案の定、それを聞いた臨也の口端が楽しげに吊り上がる。臨也のこの表情は、碌でもないことを考えている証拠だった。
「へえ」
「…んだよ」
ニヤニヤと笑う臨也に、静雄はますますムッとする。
ああ、苛々する。このどろどろとした感情は何なのだろう。今まで感じたことのない、不安感にも似た痛み。
臨也の冷たい手が、手摺りを掴む静雄の手に重なった。びく、と静雄の体は震え、眉根を寄せて臨也を睨む。
「シズちゃんって、結構可愛いとこあるよね」
「死ねよ」
言われた言葉に顔を赤くし、静雄は臨也の手を乱暴に振り払った。あはは、と笑う臨也の声も耳障りだ。
「沖縄に来て良かったって話をしてたんだよ」
大きな水槽に再び目を向け、静雄は吐き捨てるように言う。水族館の通路は、同級生や他の観光客の話し声で喧しい。こちら側はこんなに煩いのに、水の中はきっと静かなんだろう。
「俺も来て良かった」
手摺りに手を付いて、臨也も同じく水槽を見上げる。いつもは赤い臨也の瞳が、水の青い光を反射していた。

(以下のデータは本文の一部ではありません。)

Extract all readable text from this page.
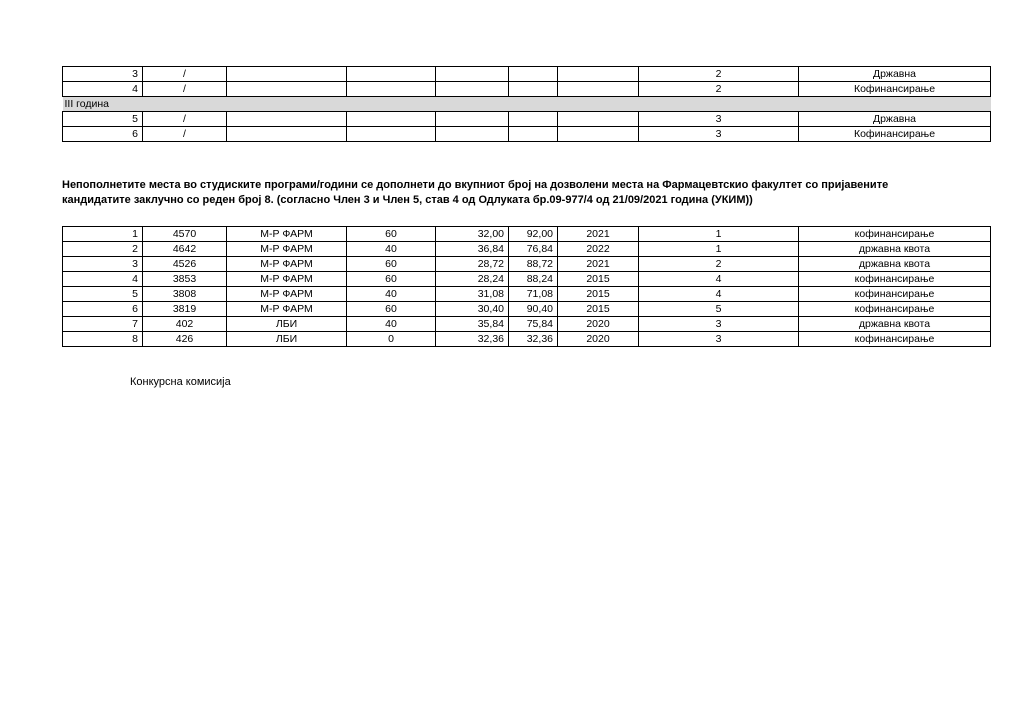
3	/						2	Државна
4	/						2	Кофинансирање
III година								
5	/						3	Државна
6	/						3	Кофинансирање
Непополнетите места во студиските програми/години се дополнети до вкупниот број на дозволени места на Фармацевтскио факултет со пријавените кандидатите заклучно со реден број 8. (согласно Член 3 и Член 5, став 4 од Одлуката бр.09-977/4 од 21/09/2021 година (УКИМ))
1	4570	М-Р ФАРМ	60	32,00	92,00	2021	1	кофинансирање
2	4642	М-Р ФАРМ	40	36,84	76,84	2022	1	државна квота
3	4526	М-Р ФАРМ	60	28,72	88,72	2021	2	државна квота
4	3853	М-Р ФАРМ	60	28,24	88,24	2015	4	кофинансирање
5	3808	М-Р ФАРМ	40	31,08	71,08	2015	4	кофинансирање
6	3819	М-Р ФАРМ	60	30,40	90,40	2015	5	кофинансирање
7	402	ЛБИ	40	35,84	75,84	2020	3	државна квота
8	426	ЛБИ	0	32,36	32,36	2020	3	кофинансирање
Конкурсна комисија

「最初はシズちゃんと同じ班なんて気まぐれだったけれど、」
臨也の瞳が僅かに眇められる。
「色んなシズちゃんの顔も見れたし、悪くはなかったね」
そう臨也は笑い、再び静雄の方を振り返った。その顔はいつもみたいに厭味なところがひとつも無くて、静雄はそれに目を見開く。
青く美しい水の中を、魚たちがゆっくりと流れてゆく。人々の喧噪や笑い声も、静雄の耳に一切入らなくなった。今ここに、魚と臨也と自分しかいないような、奇妙な錯覚。
不意に臨也の白い手が、再び静雄の手を掴んだ。冷たくて、華奢な臨也の指。その手は緩やかに握られたが、今度は静雄は振り払わない。
しかし、握り返したりはしなかった。静雄にはまだ、そんな風に臨也に接することは出来ない。
巨大な水槽の前で手を繋ぐ二人を、魚たちだけが見ていた。